Carol : Non, c’est plutôt le contraire car on essaie de la percer justement.
Blandine : Je pense qu’on ne crée par pour se rassurer. On crée pour affronter les inquiétudes que l’on peut avoir, regarder les choses en face dans le monde tel qu’il est aujourd’hui, où il y a plein d’actualités anxiogènes et tous ces gens que l’on voit dans la rue avec un masque désormais. Il y a aussi beaucoup d’absurde, des choses qui sont drôles comme le fait de ne pas s’entendre lorsque l’on parle à travers un masque, qui est un exemple très concret. On a tellement peur de la situation qu’on ne s’autorise plus à en rire et nous ce que l’on essaie de faire sur scène, c’est de faire de la musique, de l’humour, faire des spectacles avec le monde tel qu’il est et comme il va.
Pierre : C’est une bulle avec des aérations, une petite climatisation en fait.
Blandine : Lorsqu’on parle d’un monde où tout est possible, sans préjugés c’est peut-être parce que l’on pense à un monde où il y a plus de choses possibles que ce que l’on s’autorise à faire et c’est peut-être ça que l’on veut se rappeler à nous-mêmes sur scène.
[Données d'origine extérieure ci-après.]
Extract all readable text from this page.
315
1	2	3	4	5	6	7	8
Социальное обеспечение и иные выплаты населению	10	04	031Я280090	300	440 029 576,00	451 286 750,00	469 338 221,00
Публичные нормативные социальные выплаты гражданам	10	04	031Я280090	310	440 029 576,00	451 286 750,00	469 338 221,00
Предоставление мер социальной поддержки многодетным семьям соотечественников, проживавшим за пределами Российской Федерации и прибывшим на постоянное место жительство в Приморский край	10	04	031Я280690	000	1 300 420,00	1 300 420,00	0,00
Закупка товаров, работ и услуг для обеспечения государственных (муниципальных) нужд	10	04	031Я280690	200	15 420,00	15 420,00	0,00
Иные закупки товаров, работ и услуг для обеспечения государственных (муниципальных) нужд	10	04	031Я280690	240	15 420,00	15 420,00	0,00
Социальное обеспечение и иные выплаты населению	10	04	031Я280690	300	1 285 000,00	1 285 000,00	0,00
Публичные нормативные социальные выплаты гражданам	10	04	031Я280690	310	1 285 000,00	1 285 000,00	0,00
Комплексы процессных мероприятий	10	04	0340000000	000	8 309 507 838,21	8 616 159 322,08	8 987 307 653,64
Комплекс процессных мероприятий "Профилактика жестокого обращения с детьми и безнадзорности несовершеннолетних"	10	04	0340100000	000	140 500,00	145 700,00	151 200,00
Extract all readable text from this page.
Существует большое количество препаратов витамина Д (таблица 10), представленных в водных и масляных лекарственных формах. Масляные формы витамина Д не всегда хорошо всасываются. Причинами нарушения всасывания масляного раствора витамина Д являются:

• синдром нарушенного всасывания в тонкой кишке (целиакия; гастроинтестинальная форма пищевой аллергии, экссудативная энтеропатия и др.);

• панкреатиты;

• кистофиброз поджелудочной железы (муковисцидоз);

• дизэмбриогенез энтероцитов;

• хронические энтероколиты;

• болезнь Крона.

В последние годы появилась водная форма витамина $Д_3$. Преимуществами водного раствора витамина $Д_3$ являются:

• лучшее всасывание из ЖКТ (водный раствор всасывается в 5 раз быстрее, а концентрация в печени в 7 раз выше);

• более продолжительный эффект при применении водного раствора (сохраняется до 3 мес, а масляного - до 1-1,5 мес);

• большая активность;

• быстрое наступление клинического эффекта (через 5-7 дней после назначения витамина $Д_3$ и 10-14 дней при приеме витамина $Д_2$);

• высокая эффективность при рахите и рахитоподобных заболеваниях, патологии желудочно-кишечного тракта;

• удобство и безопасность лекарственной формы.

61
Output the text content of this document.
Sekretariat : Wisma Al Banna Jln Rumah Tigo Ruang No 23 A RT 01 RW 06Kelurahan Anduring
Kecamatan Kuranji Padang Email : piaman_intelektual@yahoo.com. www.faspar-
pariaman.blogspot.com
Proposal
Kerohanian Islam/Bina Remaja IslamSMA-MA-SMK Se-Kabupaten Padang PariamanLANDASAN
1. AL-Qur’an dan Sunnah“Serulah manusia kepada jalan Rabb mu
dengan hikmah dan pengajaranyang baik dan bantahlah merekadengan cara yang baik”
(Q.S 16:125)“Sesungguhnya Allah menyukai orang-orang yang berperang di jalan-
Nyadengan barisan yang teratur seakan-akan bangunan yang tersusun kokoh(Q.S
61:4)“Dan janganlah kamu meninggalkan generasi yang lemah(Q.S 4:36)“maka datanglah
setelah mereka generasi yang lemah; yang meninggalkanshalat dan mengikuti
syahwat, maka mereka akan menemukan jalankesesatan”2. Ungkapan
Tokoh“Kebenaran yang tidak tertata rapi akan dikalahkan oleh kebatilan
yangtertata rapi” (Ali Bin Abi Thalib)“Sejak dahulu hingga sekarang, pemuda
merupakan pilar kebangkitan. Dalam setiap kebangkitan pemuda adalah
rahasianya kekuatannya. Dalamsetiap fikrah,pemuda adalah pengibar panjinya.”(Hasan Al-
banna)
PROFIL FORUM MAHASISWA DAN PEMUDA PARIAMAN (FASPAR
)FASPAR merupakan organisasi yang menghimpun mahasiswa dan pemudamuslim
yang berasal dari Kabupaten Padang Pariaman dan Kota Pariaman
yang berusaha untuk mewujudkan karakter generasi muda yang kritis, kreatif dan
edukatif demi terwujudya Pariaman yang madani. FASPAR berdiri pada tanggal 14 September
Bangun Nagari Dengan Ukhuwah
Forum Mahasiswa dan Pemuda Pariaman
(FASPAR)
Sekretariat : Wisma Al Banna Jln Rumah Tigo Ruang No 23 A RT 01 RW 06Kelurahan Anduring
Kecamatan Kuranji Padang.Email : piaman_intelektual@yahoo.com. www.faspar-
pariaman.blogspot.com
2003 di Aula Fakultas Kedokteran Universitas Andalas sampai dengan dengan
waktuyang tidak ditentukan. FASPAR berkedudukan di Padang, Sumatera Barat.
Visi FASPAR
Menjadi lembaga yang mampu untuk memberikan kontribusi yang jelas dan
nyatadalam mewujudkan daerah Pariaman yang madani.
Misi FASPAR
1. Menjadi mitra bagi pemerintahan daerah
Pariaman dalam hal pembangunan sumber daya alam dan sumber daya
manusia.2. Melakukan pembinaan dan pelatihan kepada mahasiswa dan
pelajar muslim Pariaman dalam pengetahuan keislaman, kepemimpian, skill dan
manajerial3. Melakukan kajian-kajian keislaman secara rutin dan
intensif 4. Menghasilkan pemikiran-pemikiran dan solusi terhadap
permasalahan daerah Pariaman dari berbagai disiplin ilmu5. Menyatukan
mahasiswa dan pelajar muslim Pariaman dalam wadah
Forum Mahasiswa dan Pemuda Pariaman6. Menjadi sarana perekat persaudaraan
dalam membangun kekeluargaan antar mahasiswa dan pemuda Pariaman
Peut-être qu’on se réduit nous-mêmes nos horizons lorsque l’on vit et la scène peut nous permettre de comprendre qu’on est plus amples que ce que l’on croit, que l’on peut faire plus de choses que ce que l’on croit.
LFB : Si vous aviez un budget illimité, que ramèneriez-vous sur scène ?
Carol : On en parlait hier et l’idée serait de jouer dans un endroit où à la fin du concert, les quatre murs de l’endroit s’effondrent et on se retrouve alors en pleine nature avec les gens.
Arthur : Ce n’est plus d’actualité mais c’était de faire pleuvoir des méduses.
Blandine : Mon rêve serait de pouvoir prendre feu sans mourir, à la manière d’un cascadeur. J’adorerais être une torche humaine et connaître la sensation. Par rapport à la question d’avant, le feu est une belle métaphore car c’est à la fois inquiétant et spectaculaire. C’est beau, ça fascine et en même temps ça fait vraiment peur.
Pierre : J’ai toujours voulu faire un truc comme dans les défilés de mode, comme dans Roma de Fellini. Je ne sais pas si vous voyez cette scène où il y a un défilé de mode au Vatican avec une déambulation de personnages. Dans mon idée, on serait invisibles, on accompagnerait un défilé de mode surréaliste. C’est une vision que j’ai depuis longtemps et j’aimerais la réaliser un jour.